Cool! I am glad it worked for you. I know I have done it in the past and I was pretty sure I used gparted to do it. I do not recall if I did it by changing the numbers in the dialog or by dragging the handle at on end of the graphical representation of the partition. gParted is a pretty nice too;.
Thanks Larry. Finally got it to work.
It took a while to figure out how to actually do that maximizing
of the complete sda2 partition as I got an error and it failed
the first few times I tried it. (See Brian's comment further below).
But then I tried "maximizing" to only about 95% of what I thought
was available free space, and then it worked.
Joe
-------------------
Dazed_75 last wrote:
> - Select /dev/sda2 (the extended partition) and either maximize
> its size (it can only grow to the left) or move it to the left
> and then grow it to its maximum size
> (whichever gparted will let you do)
***** [Joe observed: This was an important key] *****
> - select /dev/sda5 and move it to the left
> - select /dev/sda6 and move it to the left
> - select /dev/sda7 and either maximize its size (it can only grow to the
> left) or move it to the left and then grow it to its maximum size
> By the way, I would Apply Changes after each step as a precaution.

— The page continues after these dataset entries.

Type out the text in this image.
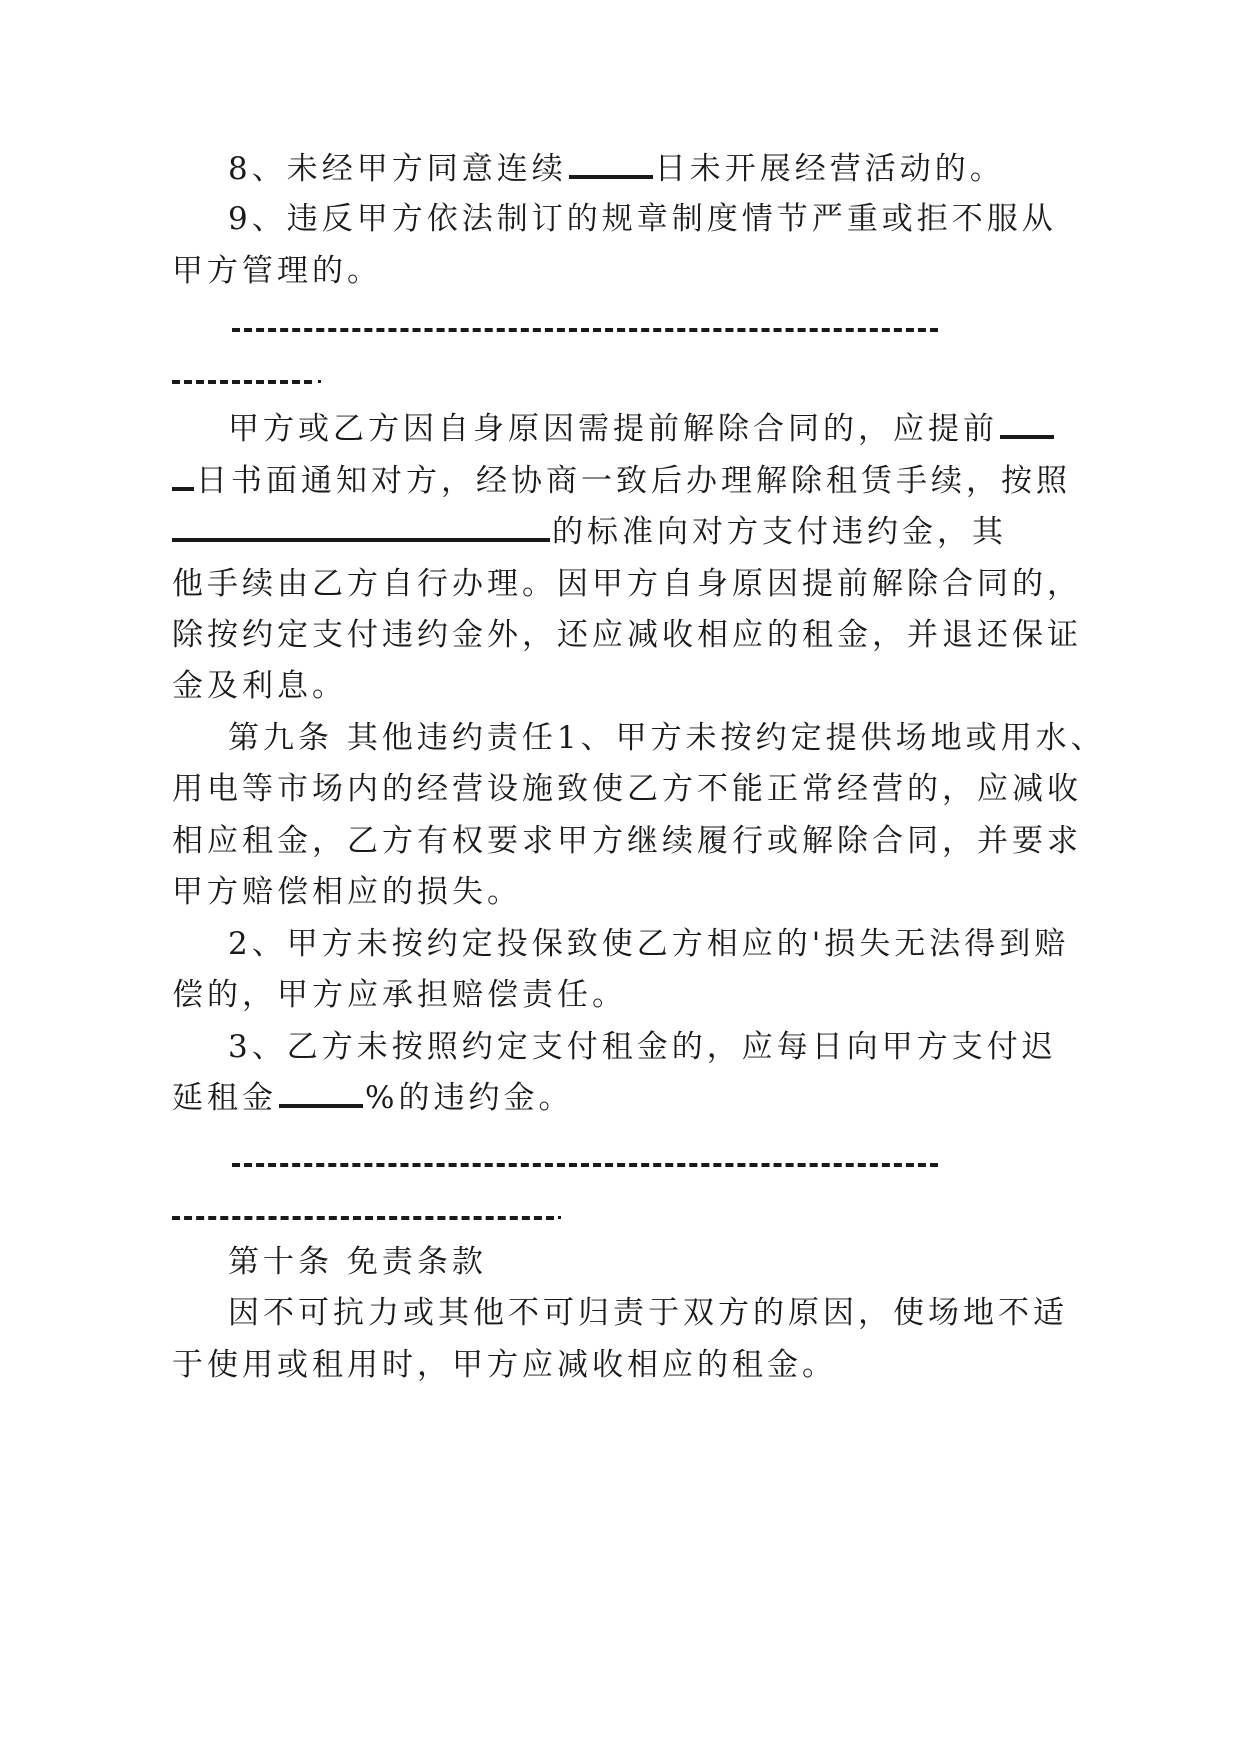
8、未经甲方同意连续	日未开展经营活动的。
9、违反甲方依法制订的规章制度情节严重或拒不服从
甲方管理的。
甲方或乙方因自身原因需提前解除合同的，应提前
日书面通知对方，经协商一致后办理解除租赁手续，按照
的标准向对方支付违约金，其
他手续由乙方自行办理。因甲方自身原因提前解除合同的，
除按约定支付违约金外，还应减收相应的租金，并退还保证
金及利息。
第九条 其他违约责任1、甲方未按约定提供场地或用水、
用电等市场内的经营设施致使乙方不能正常经营的，应减收
相应租金，乙方有权要求甲方继续履行或解除合同，并要求
甲方赔偿相应的损失。
2、甲方未按约定投保致使乙方相应的'损失无法得到赔
偿的，甲方应承担赔偿责任。
3、乙方未按照约定支付租金的，应每日向甲方支付迟
延租金	%的违约金。
第十条 免责条款
因不可抗力或其他不可归责于双方的原因，使场地不适
于使用或租用时，甲方应减收相应的租金。
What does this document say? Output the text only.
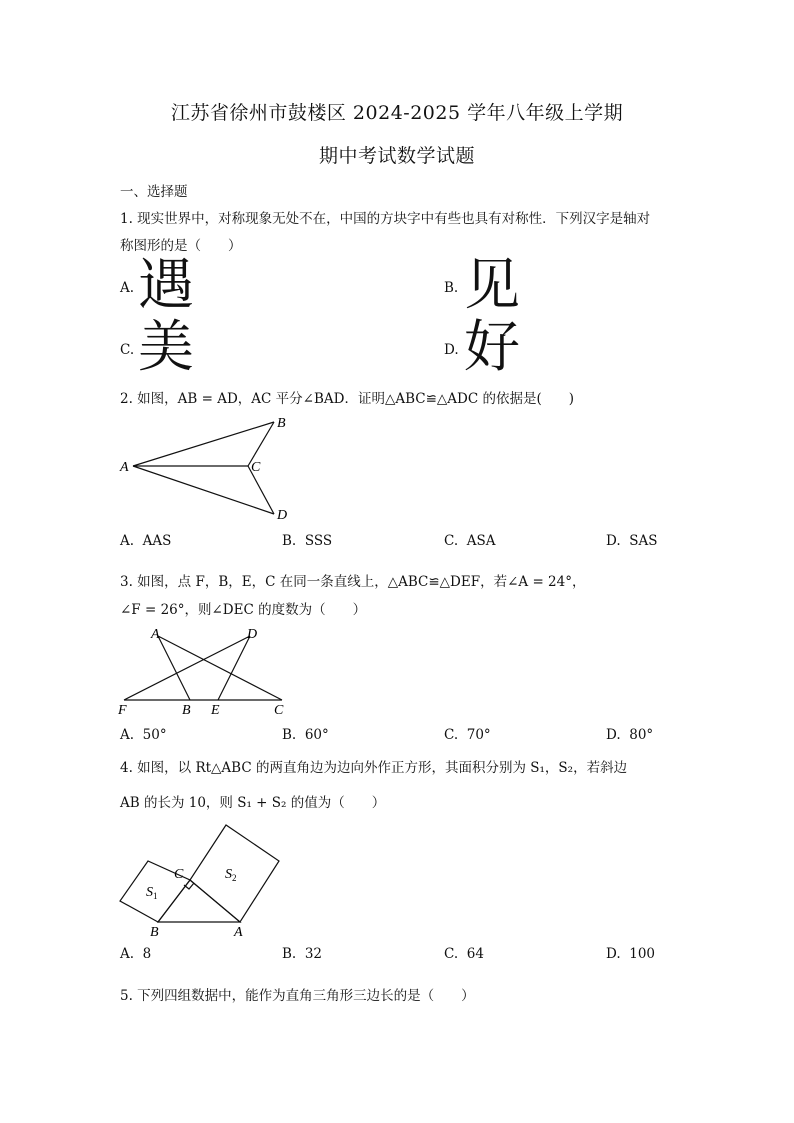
江苏省徐州市鼓楼区 2024-2025 学年八年级上学期
期中考试数学试题
一、选择题
1. 现实世界中，对称现象无处不在，中国的方块字中有些也具有对称性．下列汉字是轴对
称图形的是（　　）
A. 遇	B. 见
C. 美	D. 好
2. 如图，AB = AD，AC 平分∠BAD．证明△ABC≌△ADC 的依据是(　　)
A
B
C
D
A. AAS	B. SSS	C. ASA	D. SAS
3. 如图，点 F，B，E，C 在同一条直线上，△ABC≌△DEF，若∠A = 24°，
∠F = 26°，则∠DEC 的度数为（　　）
A	D
F	B E	C
A. 50°	B. 60°	C. 70°	D. 80°
4. 如图，以 Rt△ABC 的两直角边为边向外作正方形，其面积分别为 S₁，S₂，若斜边
AB 的长为 10，则 S₁ + S₂ 的值为（　　）
C
B	A
$S_1$
$S_2$
A. 8	B. 32	C. 64	D. 100
5. 下列四组数据中，能作为直角三角形三边长的是（　　）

> I've had much more success that way.
----------------------
Brian Parma last wrote:
> Oddly enough I was trying to do just this today. I kept getting
> errors about not being able to modify my extended partition.
>
> In the end, I just used fsarchiver to backup the partition(s),
> destroyed them, recreated them the way I wanted them on the disk,
> then restored them again with fsarchiver.